Casgevy, a Crispr-based therapeutic, has been approved by the FDA for the treatment of sickle cell disease in individuals aged 12 and up.
Casgevy, also known as exagamglogene autotemcel, or exa-cel, is a first-of-its-kind medication developed by Boston-based Vertex Pharmaceuticals and Switzerland’s Crispr Therapeutics that uses the potent gene-editing tool Crispr to address the fundamental cause of sickle cell disease.
Sickle cell disease, also called sickle cell anemia, is a group of inherited blood disorders that affect the body’s ability to produce functioning hemoglobin, the protein in red blood cells responsible for carrying oxygen around the body.
The genetic mutation responsible for sickle cell disease means red blood cells fold, or sickle, where they can block blood vessels and prevent oxygen from being ferried around the body, triggering serious and potentially fatal problems like severe pain, stroke, and organ damage
Casgevy, which is given as a one-time treatment, has been shown in clinical studies to help ease symptoms and offer hope of a solution for the ailment, which has mainly eluded doctors beyond risky bone marrow transplants.
Approximately, More than 100,000 people in the United States and 20 million people globally are affected by the illness.

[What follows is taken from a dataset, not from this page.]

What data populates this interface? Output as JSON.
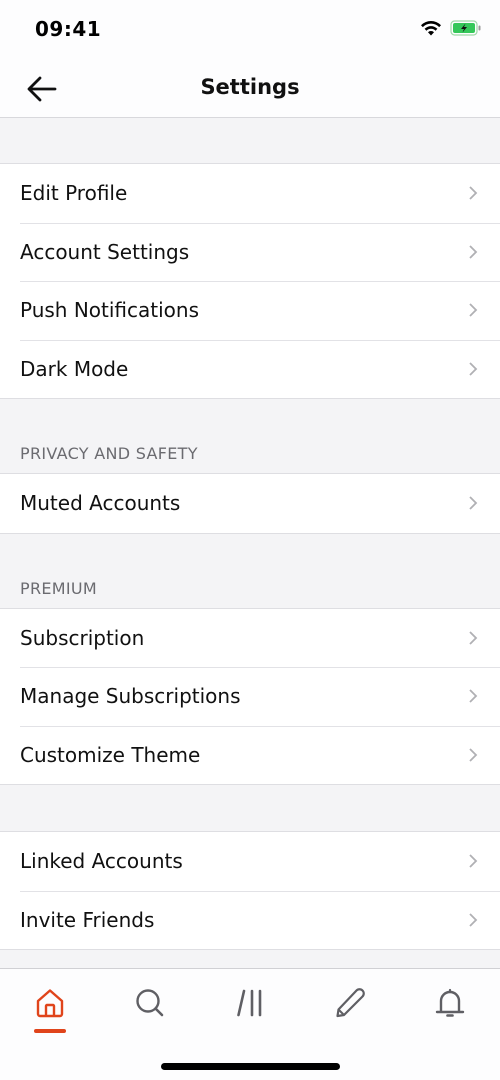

Casgevy, which changes DNA within the human body, does not address the underlying cause of sickle cell disease. Casgevy targets genes involved in manufacturing an alternative type of hemoglobin, which is generally switched off shortly after birth, rather than the mutation responsible for incorrect hemoglobin production. This genetic workaround causes the body to produce normally suppressed fetal hemoglobin, which aids blood cells in maintaining their healthy, disc-like shape. While the treatment is only given once, the entire process can take months, including laboratory work to change blood cells and hospital rehabilitation once the modified cells are pumped into patients.
The FDA’s decision comes only weeks after Britain’s medical regulator approved exa-cel, making it the world’s first agency to do so. Reshma Kewalramani, CEO and President of Vertex at the time, called the clearance “a historic day in science and medicine.” Crispr’s path to the clinic has been brisk, beginning with its discovery and application in the lab. The technique, drawn from bacterial immune systems, was discovered a little more than a decade ago and earned its creators the Nobel Prize in Chemistry in 2020. By allowing scientists to modify DNA with precision—the technology is commonly described as a pair of genetic scissors—it was quickly praised as a tool with transformational potential across the life sciences, with possible uses ranging from transferring features for genetic research to transferring traits for drug development.
While Crispr might be used to create a virus that is safe for people, it could also be utilized to create a more virulent infection. The ability to modify human DNA also opens the possibility of mutations aimed to improve rather than correct, raising the threat of a slippery slope toward eugenics.
Casgevy has been approved by the United Kingdom’s medical authorities to treat beta-thalassemia (-thalassemia) and sickle cell disease. Another genetic blood illness defined by hemoglobin synthesis is beta-thalassemia. The FDA is also investigating beta-thalassemia therapy and is expected to make a judgment by the end of March next year.
When considering the treatment, FDA experts indicated they were confident in the drug’s efficacy and benefit but were concerned about the potential repercussions of human genetic changes. Given the technology’s novelty and application in the clinic, scientists caution that there may be unforeseen consequences, such as if the therapy causes genetic mutations elsewhere (known as off-target alterations). The panel was emphatic, however, that the therapy’s apparent clinical value should not be swamped by theoretical considerations. The British regulator stated that there were no substantial safety issues and that Casgevy’s safety would be closely monitored after clearance.